We all want to be sure that when we take medications, they have been manufactured under what are commonly known as Good Manufacturing Practices (GMP). The primary responsibility for ensuring that this is the case falls to Health Canada. To do this, Health Canada has long had a system for the inspection of drug manufacturing facilities; one that was co-developed with the cooperation of the pharmaceutical industry. As of fiscal 2023-24, drug company fees accounted for 73 per cent of the $43 million that was spent on inspecting drug manufacturing plants.
There haven’t been any serious manufacturing problems recently, but they have occurred in the relatively recent past. The U.S. Food and Drug Administration (FDA) inspects foreign plants, including those in Canada, that make drugs for the American market. According to the Toronto Star, FDA inspections found serious manufacturing violations in 40 Canadian plants between 2008 and 2014.
Apotex, the largest Canadian-based pharmaceutical company, was the subject of numerous FDA inspections. At its Brantford plant in 2013, the FDA found unacceptable levels of contamination. Apotex started, and then shelved, an internal review into the problem but, in September 2014, made multiple batches of drug products using the same equipment cleaning methods that had earlier failed the cleaning validation.
Like other aspects of drug operations, plant inspections have been compromised by a lack of resources. In a 2006 report from the Auditor General, program managers at Health Canada reported that they did not believe that the agency was allocating sufficient resources for the inspection of manufacturing facilities.
These were problems from a decade or longer ago. Are there similar problems today? The short answer is that we don’t really know. The last publicly available report about the results of Health Canada’s inspection program covered the period 2006 to 2011.
The document broke down the findings into gross categories, such as the number of inspections performed, the percentage of inspections where various problems were found, and the most common problems. There was no information about any specific inspection; no comment about what actions, if any, were taken to correct the problems; and nothing about the individual products involved.
Those inspection reports seem to have been replaced by a combination of Health Canada’s Inspection Tracker and Drug & Health Product Inspections websites that post information about individual manufacturing inspection reports. But, once again, the information disclosed is extremely limited.
For example, in the Inspection Tracker, under the column headed “Status of the Issue”, there are vague statements, such as “Continuing to review evidence submitted”. If a “non-compliant” rating is issued, there is nothing to indicate what measures the company needed to undertake to become compliant. If we want to know the primary reason for action, all we are told is that it was the result of “General GMP observations”.
The Drug & Health Product Inspections gives the dates of the start and end of the inspections and what, if any, deficiencies were found but, again, it doesn’t give any information about what corrective measures were taken or how serious the deficiencies were.
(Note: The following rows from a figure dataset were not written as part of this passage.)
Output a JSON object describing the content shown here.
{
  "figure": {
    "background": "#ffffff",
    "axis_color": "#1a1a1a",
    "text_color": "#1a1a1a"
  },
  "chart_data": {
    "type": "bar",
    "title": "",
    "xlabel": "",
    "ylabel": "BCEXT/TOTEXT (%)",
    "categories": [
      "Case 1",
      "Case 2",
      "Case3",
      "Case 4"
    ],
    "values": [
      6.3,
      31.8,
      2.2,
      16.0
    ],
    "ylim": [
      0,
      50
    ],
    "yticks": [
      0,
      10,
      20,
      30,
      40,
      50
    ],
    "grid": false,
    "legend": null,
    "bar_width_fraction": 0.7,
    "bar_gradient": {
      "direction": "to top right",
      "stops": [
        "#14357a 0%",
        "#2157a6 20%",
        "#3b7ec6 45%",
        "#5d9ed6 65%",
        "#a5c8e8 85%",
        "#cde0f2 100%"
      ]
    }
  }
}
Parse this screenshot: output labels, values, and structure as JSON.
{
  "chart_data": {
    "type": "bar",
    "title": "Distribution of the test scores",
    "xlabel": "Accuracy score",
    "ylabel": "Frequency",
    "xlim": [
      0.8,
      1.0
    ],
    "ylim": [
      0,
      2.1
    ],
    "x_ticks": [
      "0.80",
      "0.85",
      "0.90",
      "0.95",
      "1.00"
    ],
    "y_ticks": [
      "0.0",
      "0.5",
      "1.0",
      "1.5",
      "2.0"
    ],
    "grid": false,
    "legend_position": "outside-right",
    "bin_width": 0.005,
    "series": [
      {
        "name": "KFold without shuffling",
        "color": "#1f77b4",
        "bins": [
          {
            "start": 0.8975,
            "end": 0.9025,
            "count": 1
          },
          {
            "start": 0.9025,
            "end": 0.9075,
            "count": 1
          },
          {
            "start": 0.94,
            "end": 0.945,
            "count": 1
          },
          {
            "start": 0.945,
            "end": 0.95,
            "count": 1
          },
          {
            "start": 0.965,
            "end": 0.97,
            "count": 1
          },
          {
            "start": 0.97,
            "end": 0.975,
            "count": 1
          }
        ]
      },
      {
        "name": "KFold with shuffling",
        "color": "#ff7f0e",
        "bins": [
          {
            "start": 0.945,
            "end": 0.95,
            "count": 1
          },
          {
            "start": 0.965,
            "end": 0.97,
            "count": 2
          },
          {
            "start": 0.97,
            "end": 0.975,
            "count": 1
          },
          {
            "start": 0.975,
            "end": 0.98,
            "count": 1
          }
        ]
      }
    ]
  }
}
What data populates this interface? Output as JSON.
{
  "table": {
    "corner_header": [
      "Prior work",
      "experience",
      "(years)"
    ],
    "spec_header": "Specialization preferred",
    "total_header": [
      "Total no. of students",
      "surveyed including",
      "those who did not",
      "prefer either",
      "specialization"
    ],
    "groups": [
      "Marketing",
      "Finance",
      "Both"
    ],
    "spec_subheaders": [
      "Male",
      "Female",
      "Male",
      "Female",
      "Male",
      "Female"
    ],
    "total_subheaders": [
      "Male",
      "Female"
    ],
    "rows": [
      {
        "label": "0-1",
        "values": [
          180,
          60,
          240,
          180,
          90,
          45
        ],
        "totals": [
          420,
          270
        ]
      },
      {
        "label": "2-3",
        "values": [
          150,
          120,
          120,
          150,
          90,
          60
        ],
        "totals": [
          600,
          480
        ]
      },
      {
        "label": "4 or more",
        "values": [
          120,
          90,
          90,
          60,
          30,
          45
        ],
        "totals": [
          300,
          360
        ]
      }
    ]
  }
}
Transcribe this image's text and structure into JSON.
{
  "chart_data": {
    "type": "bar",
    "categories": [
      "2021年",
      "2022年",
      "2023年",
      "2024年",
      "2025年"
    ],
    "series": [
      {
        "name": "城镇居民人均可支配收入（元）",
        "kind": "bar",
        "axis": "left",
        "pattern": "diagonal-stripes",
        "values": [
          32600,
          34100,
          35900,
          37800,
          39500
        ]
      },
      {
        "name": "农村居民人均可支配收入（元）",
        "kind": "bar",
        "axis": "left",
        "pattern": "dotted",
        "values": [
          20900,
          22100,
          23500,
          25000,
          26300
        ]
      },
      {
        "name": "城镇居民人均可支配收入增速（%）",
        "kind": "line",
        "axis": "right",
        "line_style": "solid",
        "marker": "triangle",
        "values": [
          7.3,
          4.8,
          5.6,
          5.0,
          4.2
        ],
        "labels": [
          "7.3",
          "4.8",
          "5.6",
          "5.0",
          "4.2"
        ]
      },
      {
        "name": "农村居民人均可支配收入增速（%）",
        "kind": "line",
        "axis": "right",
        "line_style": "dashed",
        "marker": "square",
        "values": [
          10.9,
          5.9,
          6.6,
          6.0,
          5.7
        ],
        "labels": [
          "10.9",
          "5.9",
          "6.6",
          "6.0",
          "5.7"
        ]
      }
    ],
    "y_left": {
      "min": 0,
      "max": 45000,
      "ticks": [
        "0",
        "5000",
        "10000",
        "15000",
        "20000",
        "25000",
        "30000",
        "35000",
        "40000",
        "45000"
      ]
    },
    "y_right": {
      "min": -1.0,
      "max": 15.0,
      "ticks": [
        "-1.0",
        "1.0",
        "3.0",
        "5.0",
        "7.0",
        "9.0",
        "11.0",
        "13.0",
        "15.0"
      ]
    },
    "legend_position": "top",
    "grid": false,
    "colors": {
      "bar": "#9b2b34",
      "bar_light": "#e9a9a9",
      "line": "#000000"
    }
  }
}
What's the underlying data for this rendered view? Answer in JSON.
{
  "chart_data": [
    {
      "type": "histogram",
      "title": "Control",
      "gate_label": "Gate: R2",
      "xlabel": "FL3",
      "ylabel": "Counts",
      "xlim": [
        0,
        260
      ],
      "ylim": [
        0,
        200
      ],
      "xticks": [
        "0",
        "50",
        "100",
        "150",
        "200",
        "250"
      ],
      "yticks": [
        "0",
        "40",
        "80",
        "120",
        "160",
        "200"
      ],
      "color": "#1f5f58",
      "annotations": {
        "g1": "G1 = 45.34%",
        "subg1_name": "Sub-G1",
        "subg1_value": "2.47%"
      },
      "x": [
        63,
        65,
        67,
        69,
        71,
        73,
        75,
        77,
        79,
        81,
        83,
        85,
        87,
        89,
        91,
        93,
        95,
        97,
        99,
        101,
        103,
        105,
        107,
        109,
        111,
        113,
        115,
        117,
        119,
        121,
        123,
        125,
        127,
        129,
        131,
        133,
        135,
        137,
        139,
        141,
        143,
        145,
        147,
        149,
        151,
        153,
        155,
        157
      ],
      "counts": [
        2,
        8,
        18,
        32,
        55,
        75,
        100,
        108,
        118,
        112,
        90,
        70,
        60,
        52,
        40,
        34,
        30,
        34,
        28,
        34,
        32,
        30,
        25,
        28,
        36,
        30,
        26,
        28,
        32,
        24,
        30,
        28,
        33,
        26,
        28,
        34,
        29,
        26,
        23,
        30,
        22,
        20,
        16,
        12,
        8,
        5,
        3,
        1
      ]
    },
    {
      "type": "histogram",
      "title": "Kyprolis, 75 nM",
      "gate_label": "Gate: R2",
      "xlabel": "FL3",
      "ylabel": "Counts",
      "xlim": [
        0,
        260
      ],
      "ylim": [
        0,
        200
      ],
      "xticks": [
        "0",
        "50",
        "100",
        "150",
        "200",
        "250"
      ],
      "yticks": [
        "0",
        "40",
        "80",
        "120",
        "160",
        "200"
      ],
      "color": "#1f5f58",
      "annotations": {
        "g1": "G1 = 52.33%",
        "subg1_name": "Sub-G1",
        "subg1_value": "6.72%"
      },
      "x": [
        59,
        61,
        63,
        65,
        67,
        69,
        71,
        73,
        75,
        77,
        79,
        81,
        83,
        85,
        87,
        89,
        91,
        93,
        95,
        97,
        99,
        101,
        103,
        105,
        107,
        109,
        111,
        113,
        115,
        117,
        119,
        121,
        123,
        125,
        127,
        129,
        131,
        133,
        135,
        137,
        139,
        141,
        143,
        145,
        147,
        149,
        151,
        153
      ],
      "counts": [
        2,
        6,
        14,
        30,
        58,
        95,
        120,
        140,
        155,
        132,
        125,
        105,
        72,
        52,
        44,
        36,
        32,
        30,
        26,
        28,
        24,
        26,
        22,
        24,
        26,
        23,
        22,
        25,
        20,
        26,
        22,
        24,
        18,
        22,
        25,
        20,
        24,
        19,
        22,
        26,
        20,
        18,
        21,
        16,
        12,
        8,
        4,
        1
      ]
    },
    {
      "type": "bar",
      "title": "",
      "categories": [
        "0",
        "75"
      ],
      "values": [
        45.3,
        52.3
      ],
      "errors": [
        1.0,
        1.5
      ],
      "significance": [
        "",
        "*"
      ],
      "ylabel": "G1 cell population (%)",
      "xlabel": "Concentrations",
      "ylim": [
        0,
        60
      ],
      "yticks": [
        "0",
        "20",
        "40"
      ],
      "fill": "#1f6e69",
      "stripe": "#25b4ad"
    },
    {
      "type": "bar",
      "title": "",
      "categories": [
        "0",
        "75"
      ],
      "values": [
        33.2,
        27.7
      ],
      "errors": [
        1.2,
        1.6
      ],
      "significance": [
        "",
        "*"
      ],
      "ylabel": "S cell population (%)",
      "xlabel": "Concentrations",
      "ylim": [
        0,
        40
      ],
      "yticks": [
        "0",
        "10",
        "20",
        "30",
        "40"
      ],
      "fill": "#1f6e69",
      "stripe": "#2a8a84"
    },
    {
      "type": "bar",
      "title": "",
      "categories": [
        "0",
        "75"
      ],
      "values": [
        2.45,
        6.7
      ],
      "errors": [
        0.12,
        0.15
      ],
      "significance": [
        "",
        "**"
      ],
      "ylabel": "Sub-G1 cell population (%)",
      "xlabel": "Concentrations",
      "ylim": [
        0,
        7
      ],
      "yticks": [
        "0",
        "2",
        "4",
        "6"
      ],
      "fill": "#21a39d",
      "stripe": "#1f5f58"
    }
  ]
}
There are three risk levels that are documented during inspections: critical ones that involve fraud, misrepresentation or falsification of processes, products or data; major ones that mean that a drug may not consistently meet its marketing authorization; and other ones that are a departure from good manufacturing practices. How many risks fall into each of these categories is not disclosed on the Inspection Tracker website.
This practice of only releasing minimal information is not new. Back in 2014, GlaxoSmithKline had quality control problems at its flu vaccine manufacturing plant in Ste. Foy, Quebec. A few years earlier, Health Canada had inspected the plant, but it refused to release a copy of that inspection report to the Toronto Star. According to the agency, there were no “critical risks” but there were problems with contamination levels.
Health Canada says that the frequency of its inspections to assess GMP compliance is based on the inherent risk posed by the nature of the activities performed, and products being handled.
More frequent inspections may occur when risks have been identified. Health Canada is supposed to conduct inspections every two to four years, but there is no documentation about whether that standard is being met or what “more frequent” means.
The risk-based approach to inspections was implemented in 2016. Health Canada does not tell the public how it calculates risk but, in response to an Access to Information request that I filed, it says that, unlike the Canadian Food Inspection Agency, it does not use an algorithm to calculate risk.
For almost 40 years, I worked as an emergency department doctor and prescribed drugs multiple times each time I was on shift. I’m also old enough that I need a number of prescription drugs.
I like to believe that the people that I prescribed to were not harmed by a possibly inadequate Health Canada inspection regime and that I’m going to be OK when I take the drugs that have been prescribed for me.
The first step in making the public feel comfortable that drugs are being made under safe conditions is for Health Canada to explain how it calculates risk when it comes to drug plant inspections. Second, is to make sure that the information that gets released about inspections truly lets the public know what’s going on. And finally, we need to know how quickly any serious problems that are identified are being corrected.